MÃE (olhando em torno) - Não. Acho que não.

PAI (impaciente) - Já é tarde! Vamos descer!

(Ao som da Marcha Nupcial, saem os personagens do

casamento. Fica a mulher de véu, numa atitude patética. Luz

amortecida. Os dois homens do velório cochicham e afastam-

se um pouco para fumar. Acendem o cigarro num dos círios e

fumam.)

CLESSI (microfone) - Então a mulher de véu não foi?

ALAÍDE (idem) - Não.

CLESSI (idem) - Por quê?

ALAÍDE (idem) - Não quis ir. De maneira nenhuma. Não sei

quem me contou depois que, enquanto nós esperávamos no

salão a hora de sair, mamãe voltou para buscar a mulher de

véu.

(Luz normal no plano da memória. Entra D. Lígia apressada.

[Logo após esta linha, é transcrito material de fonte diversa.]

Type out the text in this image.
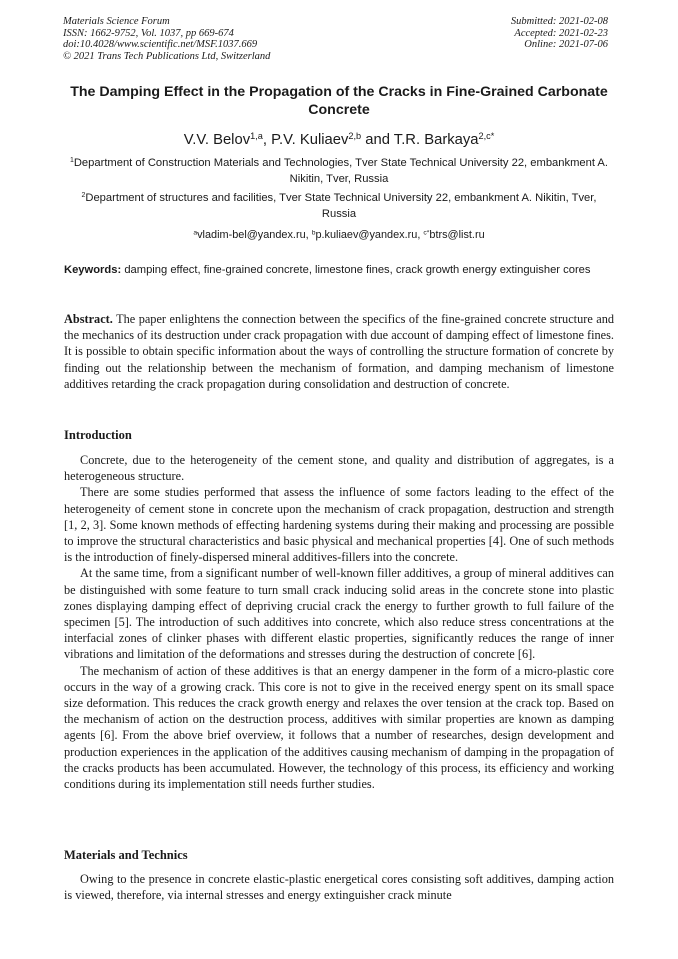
Materials Science Forum
ISSN: 1662-9752, Vol. 1037, pp 669-674
doi:10.4028/www.scientific.net/MSF.1037.669
© 2021 Trans Tech Publications Ltd, Switzerland
Submitted: 2021-02-08
Accepted: 2021-02-23
Online: 2021-07-06
The Damping Effect in the Propagation of the Cracks in Fine-Grained Carbonate Concrete
V.V. Belov$^{1,a}$, P.V. Kuliaev$^{2,b}$ and T.R. Barkaya$^{2,c*}$
$^1$Department of Construction Materials and Technologies, Tver State Technical University 22, embankment A. Nikitin, Tver, Russia
$^2$Department of structures and facilities, Tver State Technical University 22, embankment A. Nikitin, Tver, Russia
$^a$vladim-bel@yandex.ru, $^b$p.kuliaev@yandex.ru, $^{c*}$btrs@list.ru
Keywords: damping effect, fine-grained concrete, limestone fines, crack growth energy extinguisher cores
Abstract. The paper enlightens the connection between the specifics of the fine-grained concrete structure and the mechanics of its destruction under crack propagation with due account of damping effect of limestone fines. It is possible to obtain specific information about the ways of controlling the structure formation of concrete by finding out the relationship between the mechanism of formation, and damping mechanism of limestone additives retarding the crack propagation during consolidation and destruction of concrete.
Introduction

Concrete, due to the heterogeneity of the cement stone, and quality and distribution of aggregates, is a heterogeneous structure.

There are some studies performed that assess the influence of some factors leading to the effect of the heterogeneity of cement stone in concrete upon the mechanism of crack propagation, destruction and strength [1, 2, 3]. Some known methods of effecting hardening systems during their making and processing are possible to improve the structural characteristics and basic physical and mechanical properties [4]. One of such methods is the introduction of finely-dispersed mineral additives-fillers into the concrete.

At the same time, from a significant number of well-known filler additives, a group of mineral additives can be distinguished with some feature to turn small crack inducing solid areas in the concrete stone into plastic zones displaying damping effect of depriving crucial crack the energy to further growth to full failure of the specimen [5]. The introduction of such additives into concrete, which also reduce stress concentrations at the interfacial zones of clinker phases with different elastic properties, significantly reduces the range of inner vibrations and limitation of the deformations and stresses during the destruction of concrete [6].

The mechanism of action of these additives is that an energy dampener in the form of a micro-plastic core occurs in the way of a growing crack. This core is not to give in the received energy spent on its small space size deformation. This reduces the crack growth energy and relaxes the over tension at the crack top. Based on the mechanism of action on the destruction process, additives with similar properties are known as damping agents [6]. From the above brief overview, it follows that a number of researches, design development and production experiences in the application of the additives causing mechanism of damping in the propagation of the cracks products has been accumulated. However, the technology of this process, its efficiency and working conditions during its implementation still needs further studies.

Materials and Technics

Owing to the presence in concrete elastic-plastic energetical cores consisting soft additives, damping action is viewed, therefore, via internal stresses and energy extinguisher crack minute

A mulher de véu, na mesma posição.)

MÃE - Você ainda está aí? Todo o mundo já desceu!

MULHER DE VÉU - Eu não vou. Eu fico!

MÃE (surpresa) - O que é que você tem?

MULHER DE VÉU (de costas) - Nada.

MÃE (desconfiada) - Vocês duas brigaram?

MULHER DE VÉU (impaciente) - Não sei, não sei.

MÃE - Vamos! Não seja assim!

MULHER DE VÉU - Não vou - não adianta. Está perdendo seu

tempo.

MÃE (olhando-a, chocada) - Mas não vai por quê?

MULHER DE VÉU (com raiva concentrada) - Porque não -ora

essa! (noutro tom) (de frente) Vou lá ao casamento dessa

mulher!

MÃE (sentida) - Oh! Isso é termo "Mulher"?

MULHER DE VÉU (sardônica) - Não tenho outro!

MÃE - Que foi isso, de repente? Vocês, tão amigas!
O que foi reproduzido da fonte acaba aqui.